Uitspraak
GERECHTSHOF ARNHEM - LEEUWARDEN
heffingsambtenaarvan de
gemeente Borger-Odoorn(hierna: de heffingsambtenaar)
[Z](hierna: belanghebbende)
Gerechtshof Arnhem-Leeuwarden
In deze zaak gaat het om een hoger beroep van de heffingsambtenaar van de gemeente Borger-Odoorn tegen een uitspraak van de rechtbank Noord-Nederland.
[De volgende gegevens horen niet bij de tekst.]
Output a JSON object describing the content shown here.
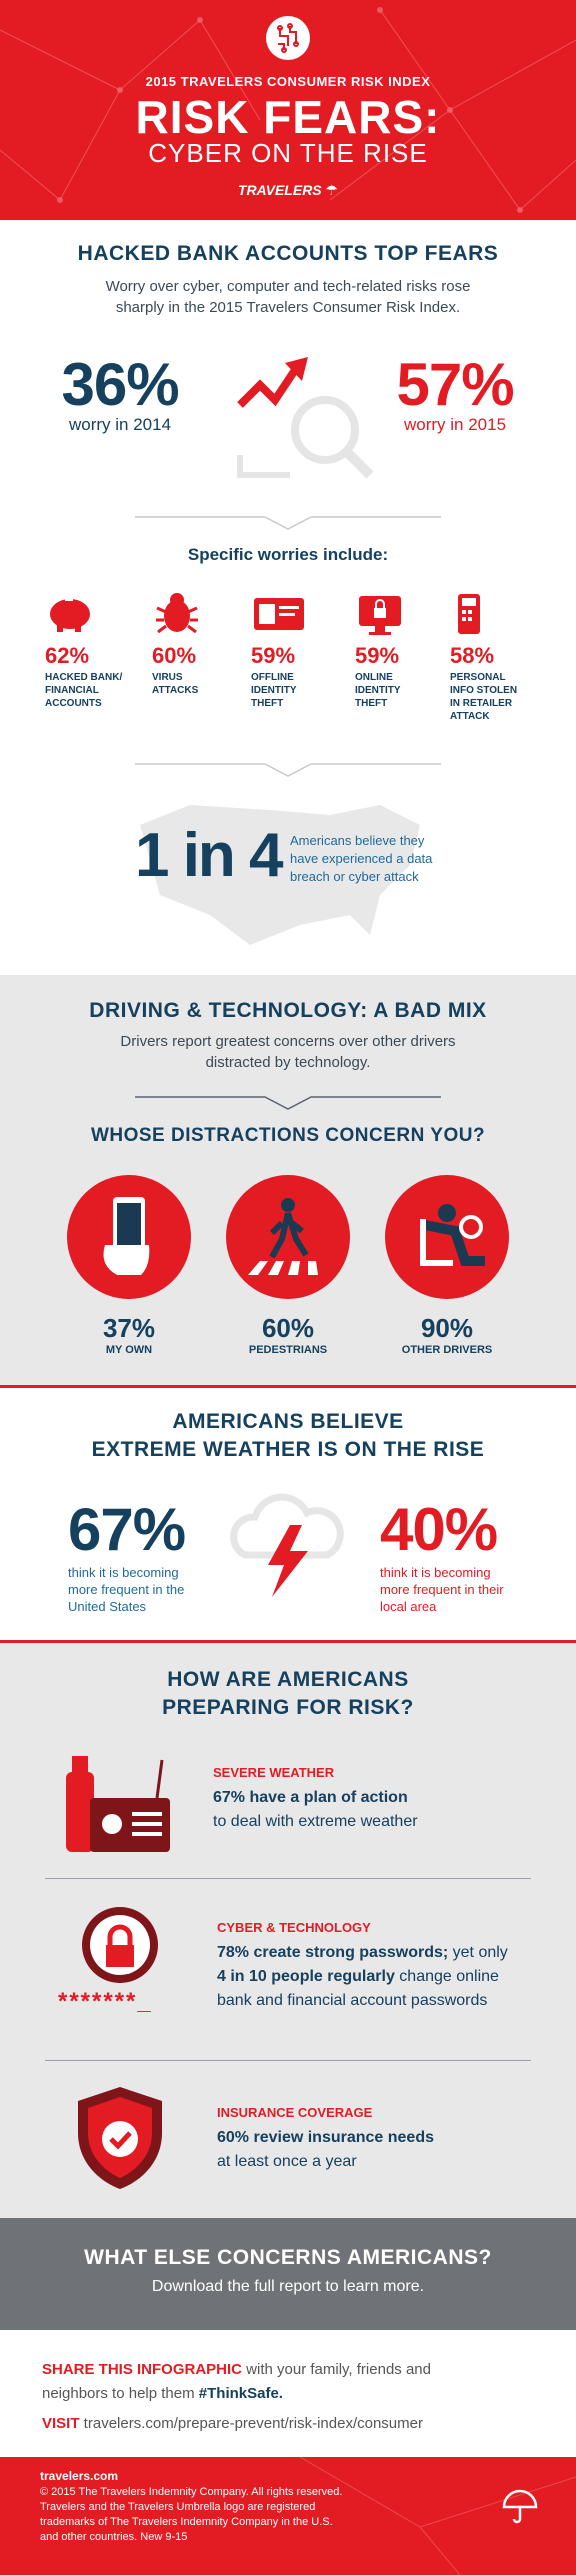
{
  "header": {
    "subtitle": "2015 TRAVELERS CONSUMER RISK INDEX",
    "title": "RISK FEARS:",
    "title2": "CYBER ON THE RISE",
    "brand": "TRAVELERS"
  },
  "hacked": {
    "heading": "HACKED BANK ACCOUNTS TOP FEARS",
    "lead_line1": "Worry over cyber, computer and tech-related risks rose",
    "lead_line2": "sharply in the 2015 Travelers Consumer Risk Index.",
    "left_pct": "36%",
    "left_caption": "worry in 2014",
    "right_pct": "57%",
    "right_caption": "worry in 2015",
    "worries_heading": "Specific worries include:",
    "worries": [
      {
        "pct": "62%",
        "l1": "HACKED BANK/",
        "l2": "FINANCIAL",
        "l3": "ACCOUNTS",
        "l4": "",
        "icon": "piggy-bank-icon"
      },
      {
        "pct": "60%",
        "l1": "VIRUS",
        "l2": "ATTACKS",
        "l3": "",
        "l4": "",
        "icon": "virus-bug-icon"
      },
      {
        "pct": "59%",
        "l1": "OFFLINE",
        "l2": "IDENTITY",
        "l3": "THEFT",
        "l4": "",
        "icon": "id-card-icon"
      },
      {
        "pct": "59%",
        "l1": "ONLINE",
        "l2": "IDENTITY",
        "l3": "THEFT",
        "l4": "",
        "icon": "computer-lock-icon"
      },
      {
        "pct": "58%",
        "l1": "PERSONAL",
        "l2": "INFO STOLEN",
        "l3": "IN RETAILER",
        "l4": "ATTACK",
        "icon": "card-reader-icon"
      }
    ],
    "one_in_four": "1 in 4",
    "one_in_four_l1": "Americans believe they",
    "one_in_four_l2": "have experienced a data",
    "one_in_four_l3": "breach or cyber attack"
  },
  "driving": {
    "heading": "DRIVING & TECHNOLOGY: A BAD MIX",
    "lead_line1": "Drivers report greatest concerns over other drivers",
    "lead_line2": "distracted by technology.",
    "question": "WHOSE DISTRACTIONS CONCERN YOU?",
    "items": [
      {
        "pct": "37%",
        "label": "MY OWN"
      },
      {
        "pct": "60%",
        "label": "PEDESTRIANS"
      },
      {
        "pct": "90%",
        "label": "OTHER DRIVERS"
      }
    ]
  },
  "weather": {
    "heading_line1": "AMERICANS BELIEVE",
    "heading_line2": "EXTREME WEATHER IS ON THE RISE",
    "left_pct": "67%",
    "left_l1": "think it is becoming",
    "left_l2": "more frequent in the",
    "left_l3": "United States",
    "right_pct": "40%",
    "right_l1": "think it is becoming",
    "right_l2": "more frequent in their",
    "right_l3": "local area"
  },
  "prep": {
    "heading_line1": "HOW ARE AMERICANS",
    "heading_line2": "PREPARING FOR RISK?",
    "weather_cat": "SEVERE WEATHER",
    "weather_bold": "67% have a plan of action",
    "weather_rest": "to deal with extreme weather",
    "cyber_cat": "CYBER & TECHNOLOGY",
    "cyber_bold1": "78% create strong passwords;",
    "cyber_rest1": " yet only",
    "cyber_bold2": "4 in 10 people regularly",
    "cyber_rest2": " change online",
    "cyber_rest3": "bank and financial account passwords",
    "password_mask": "*******_",
    "ins_cat": "INSURANCE COVERAGE",
    "ins_bold": "60% review insurance needs",
    "ins_rest": "at least once a year"
  },
  "else_section": {
    "heading": "WHAT ELSE CONCERNS AMERICANS?",
    "sub": "Download the full report to learn more."
  },
  "share": {
    "lead": "SHARE THIS INFOGRAPHIC",
    "text1": " with your family, friends and",
    "text2": "neighbors to help them ",
    "hashtag": "#ThinkSafe.",
    "visit": "VISIT",
    "url": " travelers.com/prepare-prevent/risk-index/consumer"
  },
  "footer": {
    "site": "travelers.com",
    "l1": "© 2015 The Travelers Indemnity Company. All rights reserved.",
    "l2": "Travelers and the Travelers Umbrella logo are registered",
    "l3": "trademarks of The Travelers Indemnity Company in the U.S.",
    "l4": "and other countries. New 9-15"
  },
  "colors": {
    "brand_red": "#e31b23",
    "navy": "#15405e",
    "light_gray": "#e8e8e9",
    "dark_gray": "#6f7377"
  }
}
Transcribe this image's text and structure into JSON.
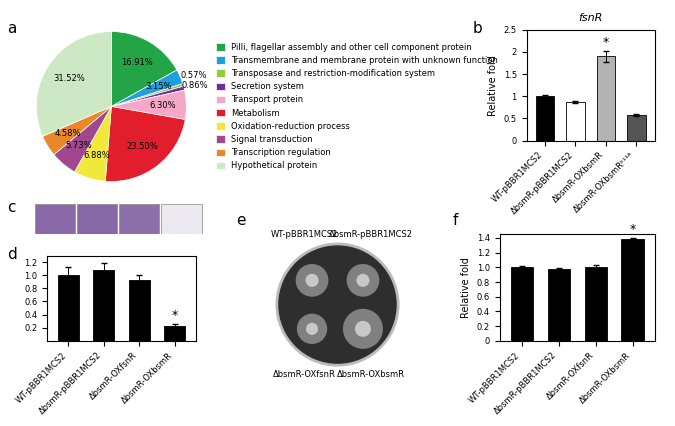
{
  "chart_data": [
    {
      "type": "pie",
      "title": "a",
      "categories": [
        "Pilli, flagellar assembly and other cell component protein",
        "Transmembrane and membrane protein with unknown function",
        "Transposase and restriction-modification system",
        "Secretion system",
        "Transport protein",
        "Metabolism",
        "Oxidation-reduction process",
        "Signal transduction",
        "Transcription regulation",
        "Hypothetical protein"
      ],
      "values": [
        16.91,
        3.15,
        0.57,
        0.86,
        6.3,
        23.5,
        6.88,
        5.73,
        4.58,
        31.52
      ],
      "value_labels": [
        "16.91%",
        "3.15%",
        "0.57%",
        "0.86%",
        "6.30%",
        "23.50%",
        "6.88%",
        "5.73%",
        "4.58%",
        "31.52%"
      ],
      "colors": [
        "#22a447",
        "#1e9fe0",
        "#8ccf3f",
        "#6f2e9e",
        "#f4a7c6",
        "#e21d2c",
        "#f2e83a",
        "#a1468f",
        "#e8882a",
        "#cde8c4"
      ],
      "legend": "center left"
    },
    {
      "type": "bar",
      "title": "b",
      "subtitle": "fsnR",
      "y_label": "Relative fold",
      "categories": [
        "WT-pBBR1MCS2",
        "ΔbsmR-pBBR1MCS2",
        "ΔbsmR-OXbsmR",
        "ΔbsmR-OXbsmRᴱ¹¹ᴬ"
      ],
      "values": [
        1.0,
        0.87,
        1.9,
        0.58
      ],
      "errors": [
        0.03,
        0.02,
        0.12,
        0.02
      ],
      "colors": [
        "#000000",
        "#ffffff",
        "#b3b3b3",
        "#555555"
      ],
      "ylim": [
        0,
        2.5
      ],
      "yticks": [
        0,
        0.5,
        1,
        1.5,
        2,
        2.5
      ],
      "annotations": [
        {
          "index": 2,
          "text": "*"
        }
      ]
    },
    {
      "type": "image",
      "title": "c"
    },
    {
      "type": "bar",
      "title": "d",
      "categories": [
        "WT-pBBR1MCS2",
        "ΔbsmR-pBBR1MCS2",
        "ΔbsmR-OXfsnR",
        "ΔbsmR-OXbsmR"
      ],
      "values": [
        1.0,
        1.08,
        0.93,
        0.23
      ],
      "errors": [
        0.12,
        0.1,
        0.08,
        0.03
      ],
      "color": "#000000",
      "ylim": [
        0,
        1.3
      ],
      "yticks": [
        0.2,
        0.4,
        0.6,
        0.8,
        {
          "value": 1,
          "label": "1.0"
        },
        1.2
      ],
      "annotations": [
        {
          "index": 3,
          "text": "*"
        }
      ]
    },
    {
      "type": "image",
      "title": "e",
      "categories": [
        "WT-pBBR1MCS2",
        "ΔbsmR-pBBR1MCS2",
        "ΔbsmR-OXfsnR",
        "ΔbsmR-OXbsmR"
      ]
    },
    {
      "type": "bar",
      "title": "f",
      "y_label": "Relative fold",
      "categories": [
        "WT-pBBR1MCS2",
        "ΔbsmR-pBBR1MCS2",
        "ΔbsmR-OXfsnR",
        "ΔbsmR-OXbsmR"
      ],
      "values": [
        1.0,
        0.98,
        1.0,
        1.39
      ],
      "errors": [
        0.02,
        0.01,
        0.03,
        0.01
      ],
      "color": "#000000",
      "ylim": [
        0,
        1.45
      ],
      "yticks": [
        0,
        0.2,
        0.4,
        0.6,
        0.8,
        {
          "value": 1,
          "label": "1.0"
        },
        1.2,
        1.4
      ],
      "annotations": [
        {
          "index": 3,
          "text": "*"
        }
      ]
    }
  ]
}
De rechtbank had de WOZ-waarde van een onroerende zaak, een vrijstaande woonboerderij, vastgesteld op € 346.000, na een eerdere vermindering door de heffingsambtenaar van € 423.000 naar € 366.000. De heffingsambtenaar stelde dat de waarde te hoog was vastgesteld, terwijl de belanghebbende, eigenaar van de woning, in incidenteel hoger beroep ging en een lagere waarde van € 269.000 vorderde. De zaak draait om de vraag of de aangekondigde komst van een windmolenpark in de nabijheid van de woning leidt tot een waardedruk op de onroerende zaak. Het Hof oordeelt dat de mogelijke komst van het windmolenpark voor de waardepeildatum publiekelijk bekend was en dat dit de waarde niet negatief beïnvloedt. Het Hof bevestigt de uitspraak van de heffingsambtenaar en wijst het incidenteel hoger beroep van de belanghebbende af. Tevens wordt de immateriële schadevergoeding van € 500 die door de rechtbank was toegekend, bevestigd.